The basic idea with Ollama looks like this:
# 1. Install Ollama (Mac, Windows, or Linux)
# 2. Download and run a DeepSeek model:
ollama run deepseek-r1
That command pulls the model weights to your computer once, then lets you chat with it in your terminal, fully offline. LM Studio does the same thing through a point-and-click interface if you prefer not to use the command line.
The Reality of Hardware
Here is the honest part: the full flagship DeepSeek models are enormous and need serious, expensive hardware (many gigabytes of high-end GPU memory) that most people do not have at home. Running the top model locally is realistic for well-funded teams and servers, not a typical laptop.
The good news is distilled models. DeepSeek and the community publish smaller versions that were trained to imitate the big R1 reasoning model. These come in sizes that fit normal machines:
- A roughly 1.5-billion-parameter distill is about 1 GB and runs on almost anything.
- An 8-billion-parameter distill is around 5 GB and runs comfortably on a modern laptop with enough memory.
- Larger 32B or 70B distills need a strong desktop GPU.
Decision
What hardware do you have?
- If A typical laptop
Run a small distill (1.5B or 8B)
Good for learning, private drafting, simple tasks
- If A strong desktop GPU
Run a 32B or 70B distill
Noticeably more capable
- If A server with high-end GPUs
Run larger open weights
Closer to cloud quality
- If No capable hardware
Use the free cloud app instead
Simplest path
The smaller distills are less capable than the full cloud model, but they are genuinely useful for learning, private note-taking, offline drafting, and simple reasoning, all with complete privacy and zero ongoing cost.
The Honest Trade-Offs
Self-hosting is powerful but not free of friction:
- Setup takes some technical comfort, though tools like Ollama and LM Studio have made it far easier than it used to be.
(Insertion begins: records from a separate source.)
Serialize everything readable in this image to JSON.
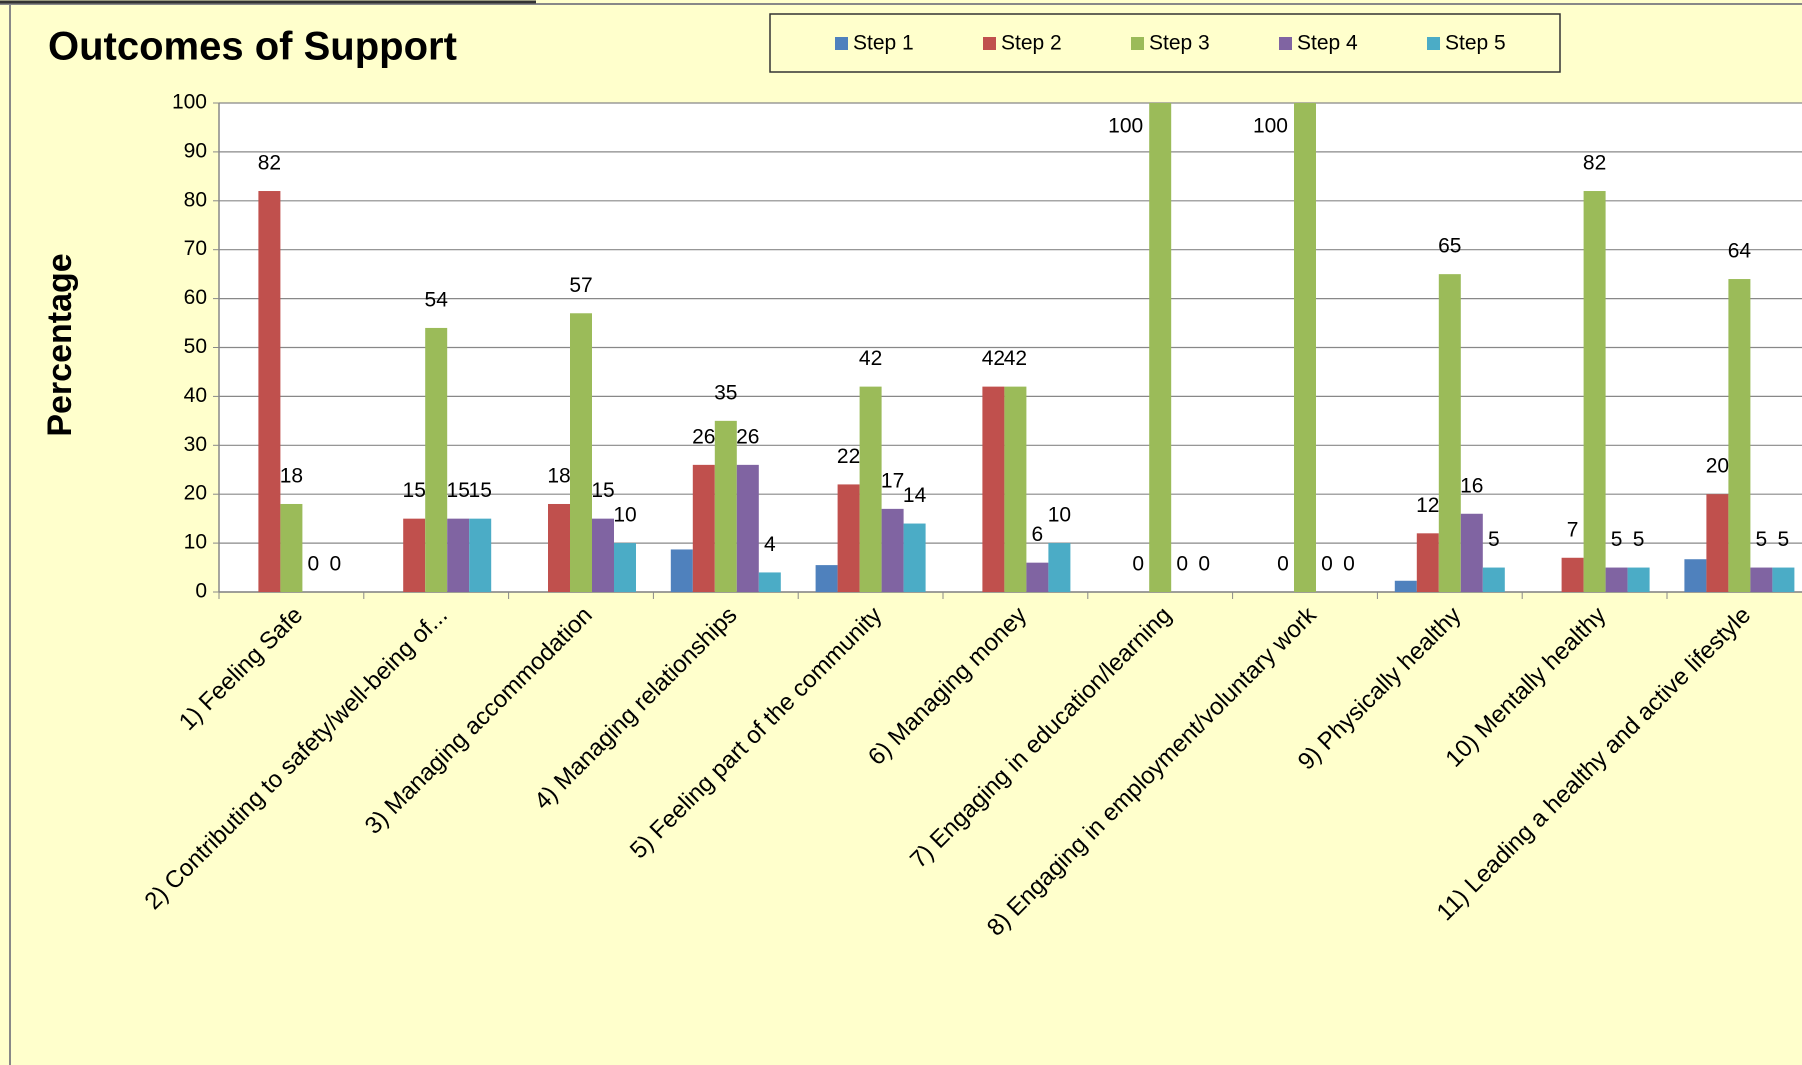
{
  "chart_data": {
    "type": "bar",
    "title": "Outcomes of Support",
    "y_label": "Percentage",
    "categories": [
      "1) Feeling Safe",
      "2) Contributing to safety/well-being of...",
      "3) Managing accommodation",
      "4) Managing relationships",
      "5) Feeling part of the community",
      "6) Managing money",
      "7) Engaging in education/learning",
      "8) Engaging in employment/voluntary work",
      "9) Physically healthy",
      "10) Mentally healthy",
      "11) Leading a healthy and active lifestyle"
    ],
    "series": [
      {
        "name": "Step 1",
        "color": "#4f81bd",
        "values": [
          0,
          0,
          0,
          8.7,
          5.5,
          0,
          0,
          0,
          2.3,
          0,
          6.7
        ],
        "value_labels": [
          null,
          null,
          null,
          null,
          null,
          null,
          null,
          null,
          null,
          null,
          null
        ]
      },
      {
        "name": "Step 2",
        "color": "#c0504d",
        "values": [
          82,
          15,
          18,
          26,
          22,
          42,
          0,
          0,
          12,
          7,
          20
        ],
        "value_labels": [
          "82",
          "15",
          "18",
          "26",
          "22",
          "42",
          "0",
          "0",
          "12",
          "7",
          "20"
        ]
      },
      {
        "name": "Step 3",
        "color": "#9bbb59",
        "values": [
          18,
          54,
          57,
          35,
          42,
          42,
          100,
          100,
          65,
          82,
          64
        ],
        "value_labels": [
          "18",
          "54",
          "57",
          "35",
          "42",
          "42",
          "100",
          "100",
          "65",
          "82",
          "64"
        ]
      },
      {
        "name": "Step 4",
        "color": "#8064a2",
        "values": [
          0,
          15,
          15,
          26,
          17,
          6,
          0,
          0,
          16,
          5,
          5
        ],
        "value_labels": [
          "0",
          "15",
          "15",
          "26",
          "17",
          "6",
          "0",
          "0",
          "16",
          "5",
          "5"
        ]
      },
      {
        "name": "Step 5",
        "color": "#4bacc6",
        "values": [
          0,
          15,
          10,
          4,
          14,
          10,
          0,
          0,
          5,
          5,
          5
        ],
        "value_labels": [
          "0",
          "15",
          "10",
          "4",
          "14",
          "10",
          "0",
          "0",
          "5",
          "5",
          "5"
        ]
      }
    ],
    "ylim": [
      0,
      100
    ],
    "yticks": [
      0,
      10,
      20,
      30,
      40,
      50,
      60,
      70,
      80,
      90,
      100
    ],
    "grid": true,
    "legend": "top"
  }
}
- Smaller local models are weaker than the flagship cloud versions. Match your expectations to the model size.
- You maintain it. Updates, storage, and performance are on you.
For most people, the free cloud app is the right daily driver, and local models are worth exploring when privacy, offline use, or freedom from per-use cost genuinely matter to you.
Key Takeaways
- Many DeepSeek models are open weight under the permissive MIT license, so you can download and run them freely.
- Running locally keeps your data on your machine, costs nothing per use, and cannot be shut off or rate-limited.
- Tools like Ollama and LM Studio make local models approachable; a single command downloads and runs one.
- Full flagship models need expensive hardware, but smaller distilled models run on normal laptops.
- Self-hosting trades some setup effort and capability for privacy, control, and zero ongoing cost.